通過 psql 本地運行的 EXPLAIN ANALYZE 命令回傳以下內容:
Gather (cost=1105.30..64845.64 rows=219 width=147) (actual time=15.054..18.941 rows=101 loops=1)
Output: property_tax_bills.id, property_tax_bills.owner_name, property_tax_bills.property_address, property_tax_bills.mailing_address, property_tax_bills.statement_date, property_tax_bills.pluto_record_id, property_tax_bills.created_at, property_tax_bills.updated_at, property_tax_bills.bbl
Workers Planned: 2
Workers Launched: 2
Buffers: shared hit=25539
-> Nested Loop (cost=105.30..63823.74 rows=91 width=147) (actual time=12.147..12.291 rows=34 loops=3)
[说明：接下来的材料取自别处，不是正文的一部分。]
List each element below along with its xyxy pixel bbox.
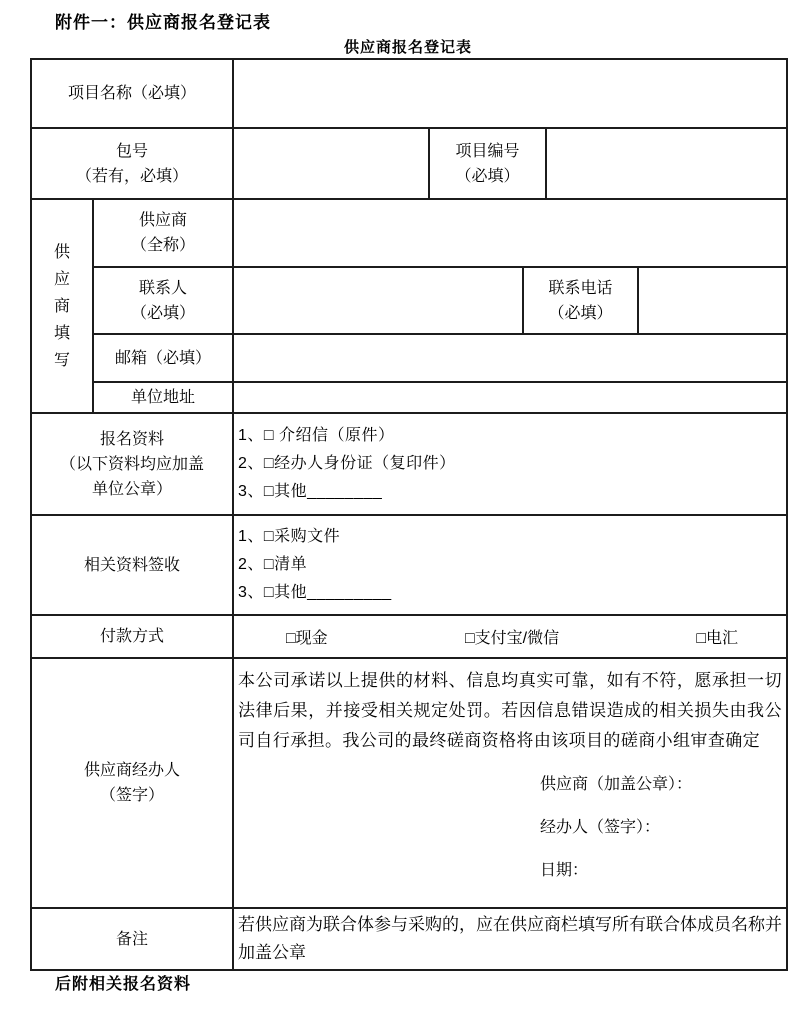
checkbox-list-item: 3、□其他_________ (238, 579, 782, 607)
agent-statement-cell: 本公司承诺以上提供的材料、信息均真实可靠，如有不符，愿承担一切法律后果，并接受相… (233, 658, 787, 908)
checkbox-list-item: 1、□ 介绍信（原件） (238, 422, 782, 450)
table-row: 邮箱（必填） (31, 334, 787, 382)
table-row: 报名资料 （以下资料均应加盖 单位公章） 1、□ 介绍信（原件） 2、□经办人身… (31, 413, 787, 515)
table-row: 项目名称（必填） (31, 59, 787, 128)
phone-label: 联系电话 （必填） (523, 267, 638, 334)
supplier-fullname-label: 供应商 （全称） (93, 199, 233, 267)
receipt-docs-label: 相关资料签收 (31, 515, 233, 615)
email-value-cell (233, 334, 787, 382)
registration-form-table: 项目名称（必填） 包号 （若有，必填） 项目编号 （必填） 供应商填写 供应商 … (30, 58, 788, 971)
payment-options-cell: □现金 □支付宝/微信 □电汇 (233, 615, 787, 658)
email-label: 邮箱（必填） (93, 334, 233, 382)
remarks-label: 备注 (31, 908, 233, 970)
contact-value-cell (233, 267, 523, 334)
table-row: 备注 若供应商为联合体参与采购的，应在供应商栏填写所有联合体成员名称并加盖公章 (31, 908, 787, 970)
attachment-heading: 附件一：供应商报名登记表 (55, 8, 271, 33)
registration-docs-cell: 1、□ 介绍信（原件） 2、□经办人身份证（复印件） 3、□其他________ (233, 413, 787, 515)
table-row: 单位地址 (31, 382, 787, 413)
contact-label: 联系人 （必填） (93, 267, 233, 334)
phone-value-cell (638, 267, 787, 334)
remarks-text: 若供应商为联合体参与采购的，应在供应商栏填写所有联合体成员名称并加盖公章 (238, 911, 782, 967)
checkbox-list-item: 2、□清单 (238, 551, 782, 579)
project-no-value-cell (546, 128, 787, 199)
table-row: 包号 （若有，必填） 项目编号 （必填） (31, 128, 787, 199)
table-row: 供应商经办人 （签字） 本公司承诺以上提供的材料、信息均真实可靠，如有不符，愿承… (31, 658, 787, 908)
payment-option-cash: □现金 (286, 625, 328, 648)
table-title: 供应商报名登记表 (30, 36, 786, 57)
package-no-value-cell (233, 128, 429, 199)
payment-option-wire: □电汇 (696, 625, 738, 648)
address-value-cell (233, 382, 787, 413)
signature-block: 供应商（加盖公章）： 经办人（签字）： 日期： (540, 772, 782, 884)
table-row: 供应商填写 供应商 （全称） (31, 199, 787, 267)
supplier-fullname-value-cell (233, 199, 787, 267)
supplier-section-cell: 供应商填写 (31, 199, 93, 413)
project-name-label: 项目名称（必填） (31, 59, 233, 128)
remarks-cell: 若供应商为联合体参与采购的，应在供应商栏填写所有联合体成员名称并加盖公章 (233, 908, 787, 970)
payment-option-alipay-wechat: □支付宝/微信 (465, 625, 559, 648)
registration-docs-label: 报名资料 （以下资料均应加盖 单位公章） (31, 413, 233, 515)
agent-signature-line: 经办人（签字）： (540, 815, 782, 841)
address-label: 单位地址 (93, 382, 233, 413)
payment-label: 付款方式 (31, 615, 233, 658)
agent-sign-label: 供应商经办人 （签字） (31, 658, 233, 908)
package-no-label: 包号 （若有，必填） (31, 128, 233, 199)
checkbox-list-item: 2、□经办人身份证（复印件） (238, 450, 782, 478)
date-line: 日期： (540, 858, 782, 884)
table-row: 付款方式 □现金 □支付宝/微信 □电汇 (31, 615, 787, 658)
receipt-docs-cell: 1、□采购文件 2、□清单 3、□其他_________ (233, 515, 787, 615)
commitment-statement: 本公司承诺以上提供的材料、信息均真实可靠，如有不符，愿承担一切法律后果，并接受相… (238, 666, 782, 756)
table-row: 相关资料签收 1、□采购文件 2、□清单 3、□其他_________ (31, 515, 787, 615)
supplier-seal-line: 供应商（加盖公章）： (540, 772, 782, 798)
checkbox-list-item: 3、□其他________ (238, 478, 782, 506)
project-name-value-cell (233, 59, 787, 128)
footer-note: 后附相关报名资料 (55, 971, 191, 994)
checkbox-list-item: 1、□采购文件 (238, 523, 782, 551)
project-no-label: 项目编号 （必填） (429, 128, 546, 199)
table-row: 联系人 （必填） 联系电话 （必填） (31, 267, 787, 334)
supplier-section-side-label: 供应商填写 (52, 239, 72, 374)
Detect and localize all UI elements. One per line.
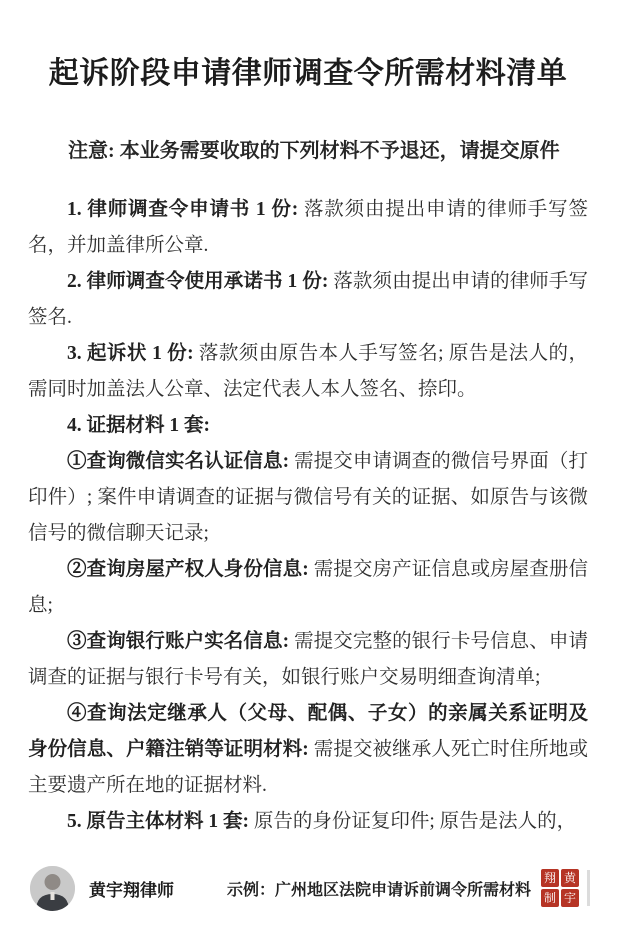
material-list: 1. 律师调查令申请书 1 份: 落款须由提出申请的律师手写签名，并加盖律所公章… <box>28 192 588 840</box>
edge-divider <box>587 870 590 906</box>
material-item-4: 4. 证据材料 1 套: <box>28 408 588 444</box>
seal-cell: 翔 <box>541 869 559 887</box>
material-subitem-2: ②查询房屋产权人身份信息: 需提交房产证信息或房屋查册信息; <box>28 552 588 624</box>
document-page: 起诉阶段申请律师调查令所需材料清单 注意: 本业务需要收取的下列材料不予退还，请… <box>0 0 640 840</box>
author-avatar <box>30 866 75 911</box>
seal-cell: 黄 <box>561 869 579 887</box>
person-avatar-icon <box>30 866 75 911</box>
material-subitem-3: ③查询银行账户实名信息: 需提交完整的银行卡号信息、申请调查的证据与银行卡号有关… <box>28 624 588 696</box>
material-item-3: 3. 起诉状 1 份: 落款须由原告本人手写签名; 原告是法人的，需同时加盖法人… <box>28 336 588 408</box>
author-footer: 黄宇翔律师 示例：广州地区法院申请诉前调令所需材料 翔 黄 制 宇 <box>0 862 640 934</box>
material-item-1: 1. 律师调查令申请书 1 份: 落款须由提出申请的律师手写签名，并加盖律所公章… <box>28 192 588 264</box>
footer-caption: 示例：广州地区法院申请诉前调令所需材料 <box>227 877 531 900</box>
document-title: 起诉阶段申请律师调查令所需材料清单 <box>28 48 588 92</box>
seal-cell: 宇 <box>561 889 579 907</box>
material-item-2: 2. 律师调查令使用承诺书 1 份: 落款须由提出申请的律师手写签名. <box>28 264 588 336</box>
material-item-5: 5. 原告主体材料 1 套: 原告的身份证复印件; 原告是法人的， <box>28 804 588 840</box>
material-subitem-1: ①查询微信实名认证信息: 需提交申请调查的微信号界面（打印件）; 案件申请调查的… <box>28 444 588 552</box>
author-name: 黄宇翔律师 <box>89 876 174 901</box>
notice-line: 注意: 本业务需要收取的下列材料不予退还，请提交原件 <box>28 136 588 166</box>
material-subitem-4: ④查询法定继承人（父母、配偶、子女）的亲属关系证明及身份信息、户籍注销等证明材料… <box>28 696 588 804</box>
maker-seal: 翔 黄 制 宇 <box>541 869 579 907</box>
seal-cell: 制 <box>541 889 559 907</box>
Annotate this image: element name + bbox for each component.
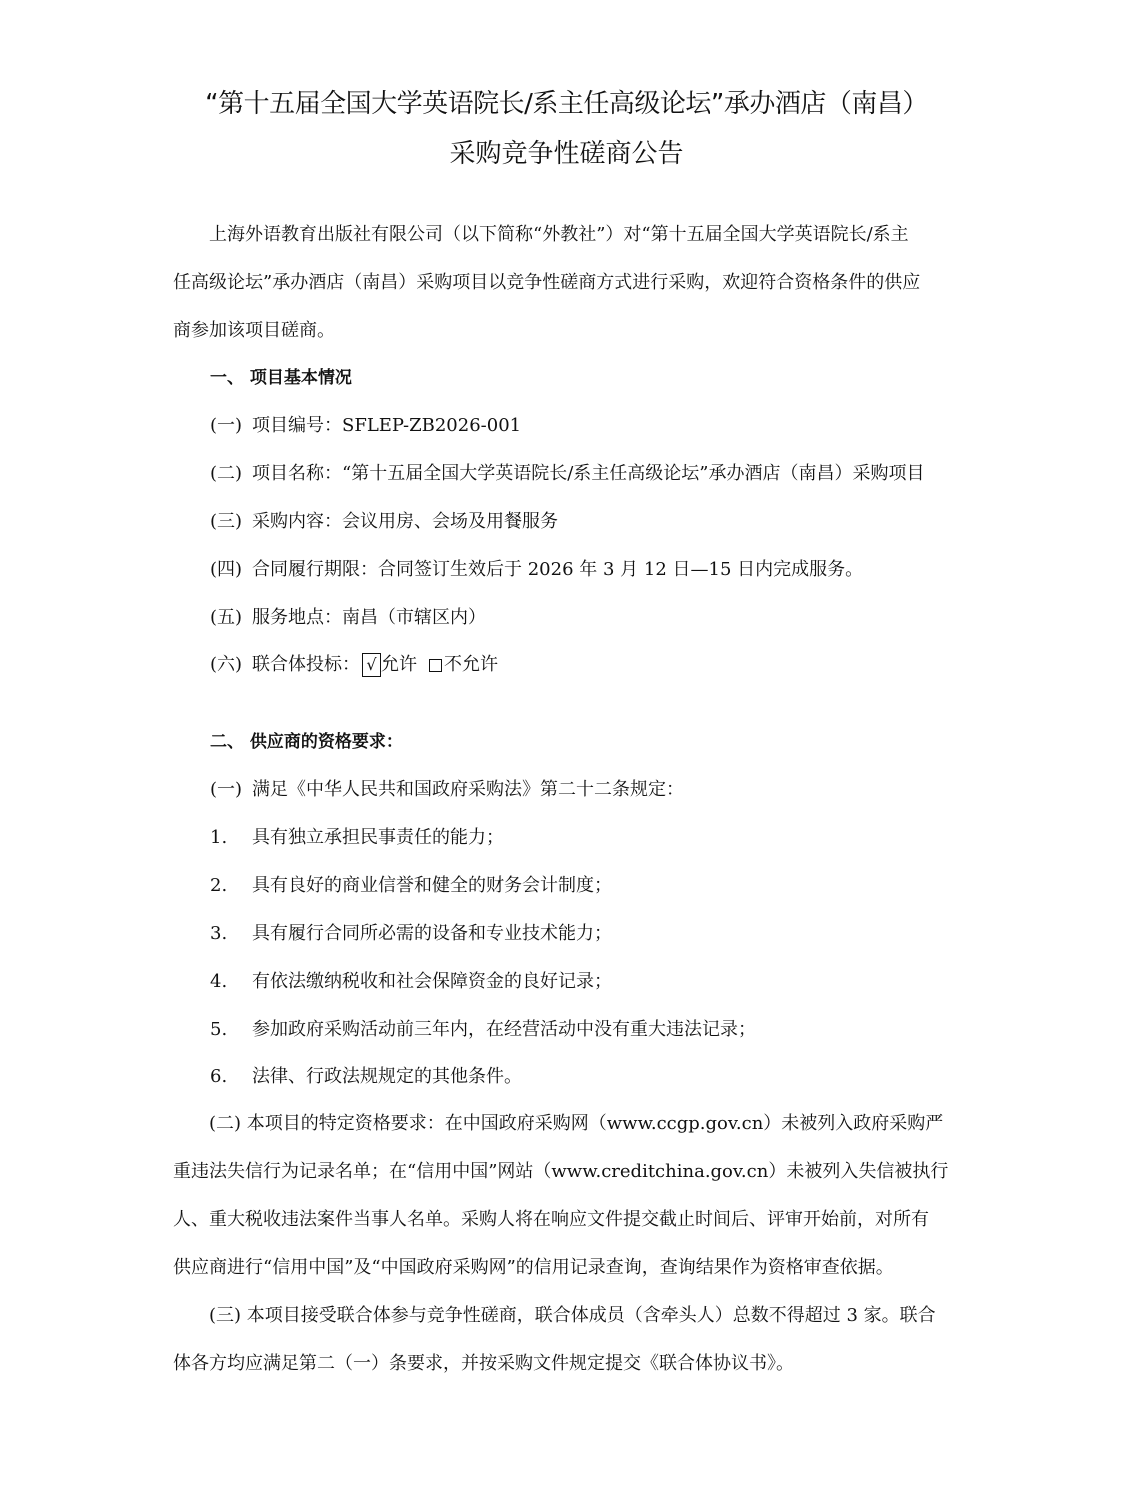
gov-procurement-law-item: (一) 满足《中华人民共和国政府采购法》第二十二条规定：: [210, 777, 684, 803]
item-number: 6.: [210, 1064, 252, 1090]
document-title-line-2: 采购竞争性磋商公告: [0, 138, 1133, 170]
document-title-line-1: “第十五届全国大学英语院长/系主任高级论坛”承办酒店（南昌）: [0, 88, 1133, 120]
disallowed-checkbox-empty-icon: [429, 659, 442, 672]
procurement-content-item: (三) 采购内容：会议用房、会场及用餐服务: [210, 509, 558, 535]
item-text: 联合体投标：: [252, 652, 360, 678]
item-text: 有依法缴纳税收和社会保障资金的良好记录；: [252, 969, 612, 995]
item-text: 具有独立承担民事责任的能力；: [252, 825, 504, 851]
intro-line-2: 任高级论坛”承办酒店（南昌）采购项目以竞争性磋商方式进行采购，欢迎符合资格条件的…: [173, 270, 965, 296]
item-text: 具有履行合同所必需的设备和专业技术能力；: [252, 921, 612, 947]
requirement-item-2: 2. 具有良好的商业信誉和健全的财务会计制度；: [210, 873, 612, 899]
item-text: 项目名称：“第十五届全国大学英语院长/系主任高级论坛”承办酒店（南昌）采购项目: [252, 461, 924, 487]
item-number: 5.: [210, 1017, 252, 1043]
item-label: (一): [210, 777, 252, 803]
item-label: (一): [210, 413, 252, 439]
item-label: (六): [210, 652, 252, 678]
item-label: (二): [210, 461, 252, 487]
specific-requirements-line-2: 重违法失信行为记录名单；在“信用中国”网站（www.creditchina.go…: [173, 1159, 965, 1185]
specific-requirements-line-4: 供应商进行“信用中国”及“中国政府采购网”的信用记录查询，查询结果作为资格审查依…: [173, 1255, 965, 1281]
consortium-requirements-line-1: (三) 本项目接受联合体参与竞争性磋商，联合体成员（含牵头人）总数不得超过 3 …: [209, 1303, 1001, 1329]
item-number: 4.: [210, 969, 252, 995]
requirement-item-5: 5. 参加政府采购活动前三年内，在经营活动中没有重大违法记录；: [210, 1017, 756, 1043]
item-text: 具有良好的商业信誉和健全的财务会计制度；: [252, 873, 612, 899]
item-text: 采购内容：会议用房、会场及用餐服务: [252, 509, 558, 535]
item-text: 合同履行期限：合同签订生效后于 2026 年 3 月 12 日—15 日内完成服…: [252, 557, 863, 583]
consortium-requirements-line-2: 体各方均应满足第二（一）条要求，并按采购文件规定提交《联合体协议书》。: [173, 1351, 965, 1377]
item-label: (四): [210, 557, 252, 583]
document-page: “第十五届全国大学英语院长/系主任高级论坛”承办酒店（南昌） 采购竞争性磋商公告…: [0, 0, 1133, 1504]
requirement-item-6: 6. 法律、行政法规规定的其他条件。: [210, 1064, 522, 1090]
allowed-option-label: 允许: [381, 652, 417, 678]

Output: property_tax_bills.id, property_tax_bills.owner_name, property_tax_bills.property_address, property_tax_bills.mailing_address, property_tax_bills.statement_date, property_tax_bills.pluto_record_id, property_tax_bills.created_at, property_tax_bills.updated_at, property_tax_bills.bbl
Inner Unique: true
Buffers: shared hit=25539
Worker 0: actual time=10.752..10.898 rows=36 loops=1
Buffers: shared hit=7647
Worker 1: actual time=11.014..11.162 rows=28 loops=1
Buffers: shared hit=6483
-> Parallel Bitmap Heap Scan on public.property_tax_bill_parsed_addresses (cost=104.73..32879.67 rows=3672 width=8) (actual time=0.634..3.758 rows=1442 loops=3)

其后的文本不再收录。